In case of Jettison, the owners contributed according to the value of the ship, at the end of the voyage, and the clear amount of the freight of the voyage after deducting the wages of the crew and the expense of the voyage,

It is held if a ship is lost by voluntary running her ashore, not any contribution is to be levied on the cargo, for the loss of the ship.Bradhurst v. Columbian Ins. Co. 9 Johns. Rep. 9; but if done to save the cargo is the subject of general average; but if resorted to, to save the lives or liberty of the crew, it is particular average. Caze v. Rutard, 2 Serg. and Rawle. 237.

In case of general average after detention and capture the contribution has been proportioned as follows, on the cargo valued on its first lost, and charges at the port of departure, on the vessel valued at four fifths of her actual value at the same place, exclusive of out-fits, and on the freight one half the amount payable in the event of a successful performance of the voyage. Lavenworth v. Delafied, Caine's N. Y. Rep. 573.

But if the ship be so much injured by the perils of the seas, as to sell her abroad, the amount she actually sold for, is the value for which she contributes on a general average. Bell v. Smith, 2 John. Rep. 98.

When the amount of salvage is not fixed by positive law, it must be determined by the principal of general law and equity, and is discretionary under all the circumstances of the case.
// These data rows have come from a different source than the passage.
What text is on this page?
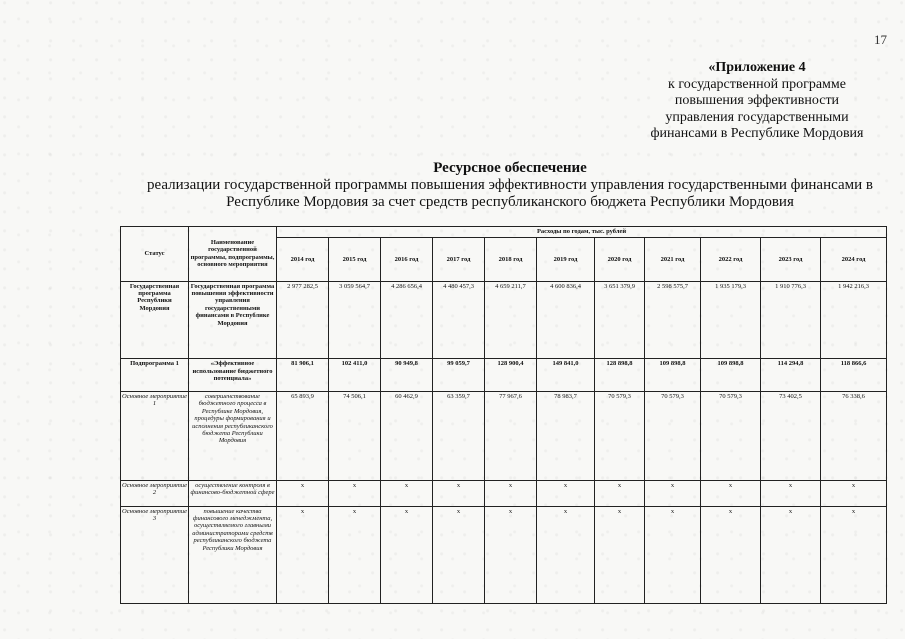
17
«Приложение 4
к государственной программе
повышения эффективности
управления государственными
финансами в Республике Мордовия
Ресурсное обеспечение
реализации государственной программы повышения эффективности управления государственными финансами в Республике Мордовия за счет средств республиканского бюджета Республики Мордовия
Статус	Наименование государственной программы, подпрограммы, основного мероприятия	Расходы по годам, тыс. рублей										
		2014 год	2015 год	2016 год	2017 год	2018 год	2019 год	2020 год	2021 год	2022 год	2023 год	2024 год
Государственная программа Республики Мордовия	Государственная программа повышения эффективности управления государственными финансами в Республике Мордовия	2 977 282,5	3 059 564,7	4 286 656,4	4 480 457,3	4 659 211,7	4 600 836,4	3 651 379,9	2 598 575,7	1 935 179,3	1 910 776,3	1 942 216,3
Подпрограмма 1	«Эффективное использование бюджетного потенциала»	81 906,1	102 411,0	90 949,8	99 059,7	128 900,4	149 841,0	128 898,8	109 898,8	109 898,8	114 294,8	118 866,6
Основное мероприятие 1	совершенствование бюджетного процесса в Республике Мордовия, процедуры формирования и исполнения республиканского бюджета Республики Мордовия	65 893,9	74 506,1	60 462,9	63 359,7	77 967,6	78 983,7	70 579,3	70 579,3	70 579,3	73 402,5	76 338,6
Основное мероприятие 2	осуществление контроля в финансово-бюджетной сфере	х	х	х	х	х	х	х	х	х	х	х
Основное мероприятие 3	повышение качества финансового менеджмента, осуществляемого главными администраторами средств республиканского бюджета Республики Мордовия	х	х	х	х	х	х	х	х	х	х	х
When there is many consignees, it is usual for the master, before he delivers the goods to take a bond from the merchants, for the due payment of their proportion of the average when the same shall be adjusted.

The underwriters are not liable, if the loss of the memorandum articles be partial, and not total, and it is partial only when part of the cargo arrives in safety, however deteriorated in value, though another part of the cargo has been wholly destroyed by disasters on the voyage. Brays v. Chesapeake In. Co. Morcan v. U. S. Ins. Co. 1 Wheaton's Rep. 219, 2270.

The memorandum clause in a policy usually declares the enumerated articles should be free from average, under a general average, unless general or the ship be stranded.

In a total loss in a wreck or any other casualty, in forwarding the cargo, there is no distinction between the memorandum articles and the rest of the cargo. Manning v. Newnhan, Conde's Marshal, 586. Moreau v. U. S. Ins. Co. 1 Wheaton's Rep. 219. Maygrath v, Church, 1 Caine's Rep. 214. Also cited in 3 Kent's Com. 244, 245.

AUCTIONS.

A bidder at an auction under the usual conditions that the highest bidder shall be the purchaser, may retract his bidding any time before the hammer is down. Payne v. Cave, 3 T. R. 148.